Ma… dove diavolo è finito? «Scusa, ma non ho tempo! Devo preparare le valige».
2 settembre
Seduto sull’orizzonte infinito di una sandbox, guardo oltre lo schermo. Mi vuole eliminare. Non pensa che possiamo avere una vita parallela, lui da quella parte dello schermo, io da quest’altra.
«Cerca di capire, Zyg, si suppone che gli avatar siano manifestazioni inerti… È inutile che mi guardi così, io devo andare in vacanza, capisci? Ho passato un mese intero con te perché me lo hanno chiesto, ma adesso è finita».
«E io? Che cosa dovrei fare adesso?»
«Tu non devi fare nulla, sono io quello che deve fare qualcosa».
«Mi vuoi lasciare nel buio, per sempre?».
«Veramente no… Ho in mente qualcos’altro».
«Te lo ripeto, io posso fare da me, posso trovarmi un lavoro…».
Improvvisamente vengo teletrasportato su Post Mortem Funeral Home. Un’impresa di pompe funebri. Molto teatrale.
«Questa è bella… Se credi di spaventarmi così… Non lo sai che noi avatar non possiamo morire? Questa è solo una messinscena!».
«Non ti agitare. Non sei tu che volevi a tutti i costi guadagnare dei soldi?».
«Non vedo cosa c’entrino le bare. Non siamo mica in Six Feet Under».
«Certo che no. Ma qui possiamo prendere due piccioni con una fava».
«In che senso?».
«È un modo di dire che usiamo nella mia realtà: vuol dire che…».
«Lo so cosa vuol dire, essere un avatar non vuol dire essere un idiota. Quale sarebbe il tornaconto, insomma?».
«È molto semplice…».
Viene fuori che su Post Mortem ti pagano per farti seppellire vivo in una delle loro tombe. Tumulazione pubblicitaria. È umiliante, lo so. Ma almeno lui può andare in vacanza tranquillo, sapendo che io non andrò in giro a «compiere azioni che potrebbero in qualche modo essere ricollegate alla sua persona» (quando è nervoso si esprime sempre con un linguaggio venato di burocratese).

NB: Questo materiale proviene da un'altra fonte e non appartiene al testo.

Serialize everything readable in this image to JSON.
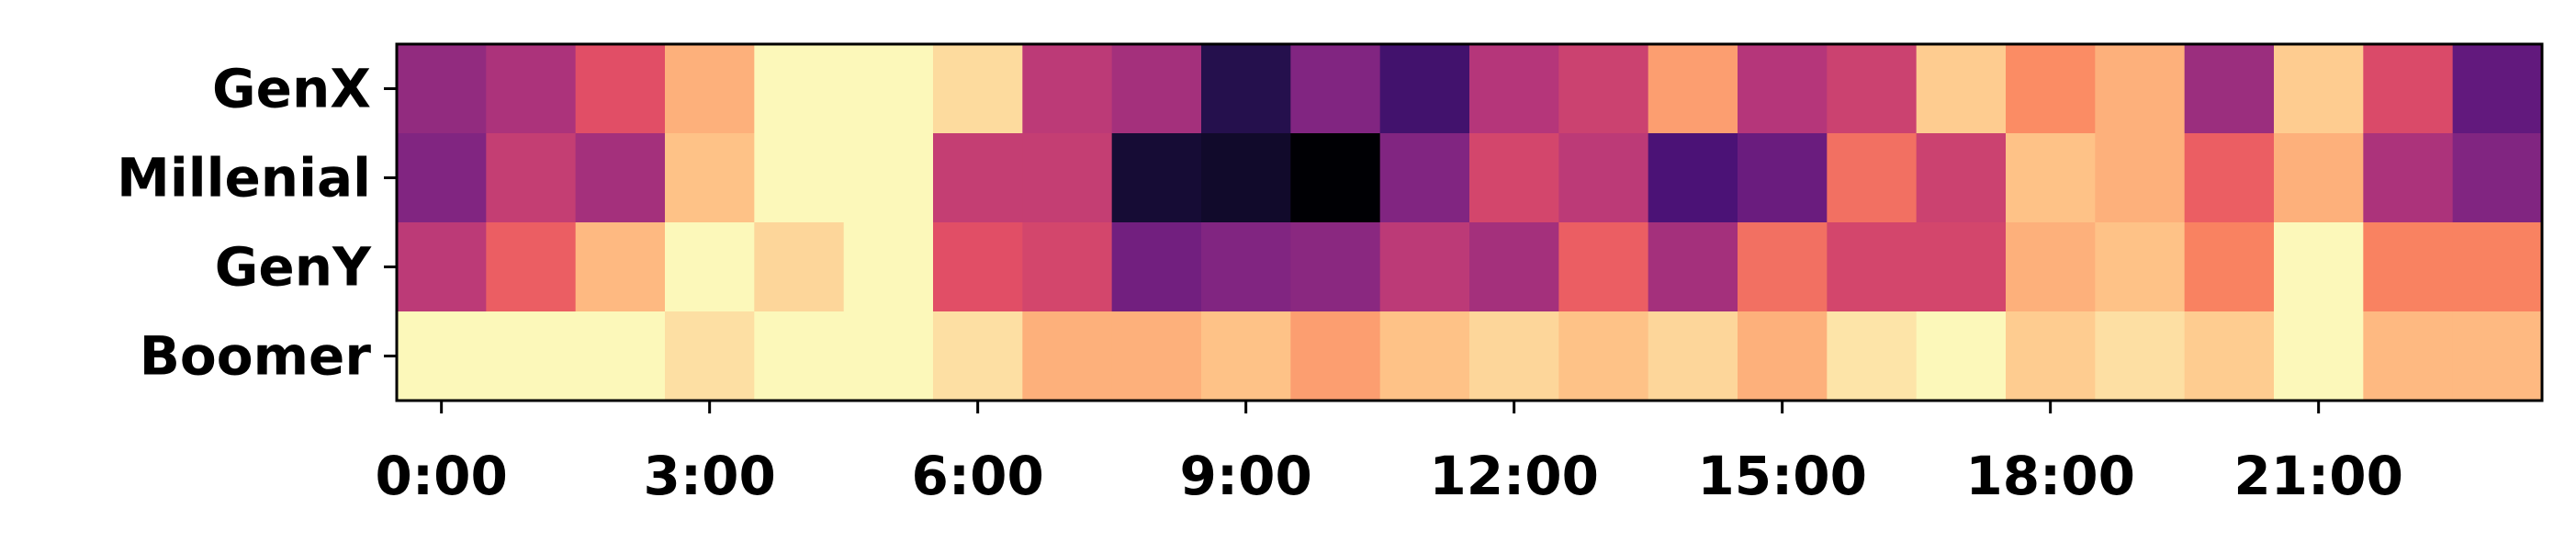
{
  "chart_data": {
    "type": "heatmap",
    "title": "",
    "xlabel": "",
    "ylabel": "",
    "colormap": "magma",
    "value_range": [
      0,
      1
    ],
    "grid": false,
    "legend": "none",
    "rows": [
      "GenX",
      "Millenial",
      "GenY",
      "Boomer"
    ],
    "columns": [
      "0:00",
      "1:00",
      "2:00",
      "3:00",
      "4:00",
      "5:00",
      "6:00",
      "7:00",
      "8:00",
      "9:00",
      "10:00",
      "11:00",
      "12:00",
      "13:00",
      "14:00",
      "15:00",
      "16:00",
      "17:00",
      "18:00",
      "19:00",
      "20:00",
      "21:00",
      "22:00",
      "23:00"
    ],
    "xticks": [
      {
        "col": 0,
        "label": "0:00"
      },
      {
        "col": 3,
        "label": "3:00"
      },
      {
        "col": 6,
        "label": "6:00"
      },
      {
        "col": 9,
        "label": "9:00"
      },
      {
        "col": 12,
        "label": "12:00"
      },
      {
        "col": 15,
        "label": "15:00"
      },
      {
        "col": 18,
        "label": "18:00"
      },
      {
        "col": 21,
        "label": "21:00"
      }
    ],
    "values": [
      [
        0.42,
        0.48,
        0.62,
        0.84,
        0.99,
        0.99,
        0.93,
        0.52,
        0.46,
        0.15,
        0.38,
        0.22,
        0.5,
        0.56,
        0.8,
        0.5,
        0.56,
        0.9,
        0.76,
        0.84,
        0.44,
        0.9,
        0.6,
        0.3
      ],
      [
        0.38,
        0.54,
        0.46,
        0.88,
        0.99,
        0.99,
        0.54,
        0.54,
        0.1,
        0.08,
        0.0,
        0.38,
        0.58,
        0.52,
        0.24,
        0.32,
        0.7,
        0.56,
        0.88,
        0.84,
        0.66,
        0.84,
        0.48,
        0.38
      ],
      [
        0.52,
        0.66,
        0.86,
        0.99,
        0.92,
        0.99,
        0.62,
        0.58,
        0.34,
        0.38,
        0.4,
        0.52,
        0.46,
        0.66,
        0.46,
        0.7,
        0.58,
        0.58,
        0.84,
        0.88,
        0.74,
        0.99,
        0.74,
        0.74
      ],
      [
        0.99,
        0.99,
        0.99,
        0.94,
        0.99,
        0.99,
        0.94,
        0.84,
        0.84,
        0.88,
        0.8,
        0.88,
        0.92,
        0.88,
        0.92,
        0.84,
        0.95,
        0.99,
        0.9,
        0.94,
        0.9,
        0.99,
        0.86,
        0.86
      ]
    ]
  }
}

Nel frattempo io guadagno un po’ di L$, e magari chissà… potremmo incontrarci di nuovo, io un po’ più ricco e lui un po’ più libero. Risorgerò dalla tomba (pensavo di scegliere l’opzione Carrie, per uscire nel modo classico, cominciando con una mano ad artiglio fuori dal tumulo) e inizierò una Third Life, più consapevole e matura della seconda… Per il momento attendo qui nel buio. Cioè, non è proprio buio buio. Insomma, almeno si sente il rumore del mare.